We’ve used these as an organizing framework:
Buildings research. We believe that we can revolutionize the way people design and build buildings and spaces. And by extension we can have an overall positive impact on both our built and natural environments.
Systems research. We believe that we can make people’s work-life better and more fulfilling through technology.
We believe that people’s relationship to physical spaces is at the center of the WeWork experience. Thoughtful integration of technology can enhance this relationship.
Spaces Research. We believe that our spaces will improve our members’ success, happiness, and well-being, and we want to prove it.
We believe that being a member of the WeWork community will increase your chances of success. One way that it does this is through the design of physical space, and the cultivation of and connection with a positive, diverse community.
Cities research. We believe that WeWork will have a positive and lasting economic and cultural impact on the neighborhoods and cities we call home.

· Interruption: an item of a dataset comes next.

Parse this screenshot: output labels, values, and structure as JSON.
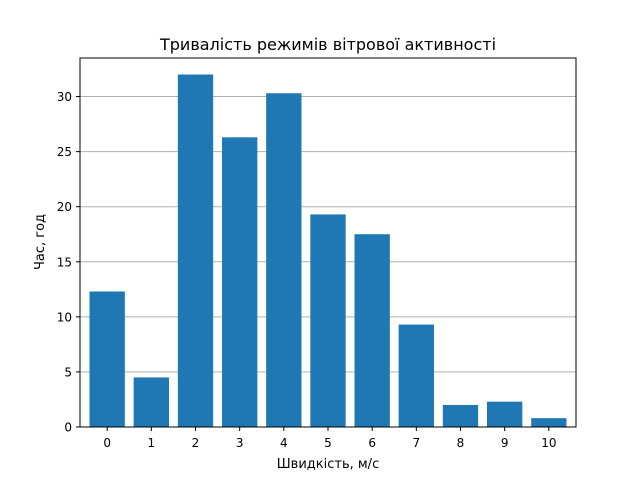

We believe that what’s happening in WeWork is a smaller version of what happens at the neighborhood and city scale, and that what’s good for us—is also good for cities.
A small but diverse team
We are methodical, but we’re fast. We take on projects that touch most aspects of our business.
Our team members are engineers, architects, writers, designers, software developers, MBAs, psychologists, and scientists. And a film guy, because everybody needs a film guy.
We are borrowing some of our technology, process, and user-centered product thinking from retail, hospitality, and entertainment. We are also taking what we know about data driven-decision making and evidence-based design from the architecture and engineering space.
There are some differences though. In most cases, retail and hospitality is about selling a transient experience or consumable product. And most architects and planners don’t get the opportunity to work on projects with the scale and reach of WeWork.
In our case, our products — space, community, services — sit at the center of people’s lives and livelihoods. According to the American Bureau of Labor Statics, Americans spend 8.9 hours a day at work on an average work day. That’s roughly 40 percent of total waking hours.
These aren’t value judgements, they are observations. These differences also require that we add our own internal invention and development to meet the dual challenges of speed and scale.
But this isn’t just about hard challenges and problems, it’s about opportunity. The opportunity to affect this many people, at the core of their livelihoods, at a global scale is exceedingly rare (and extraordinarily exciting).
Through research, both fast and slow, for now and for the future, we aim to turn this opportunity into better buildings and spaces, stronger communities, healthier cities, and happier, more productive members.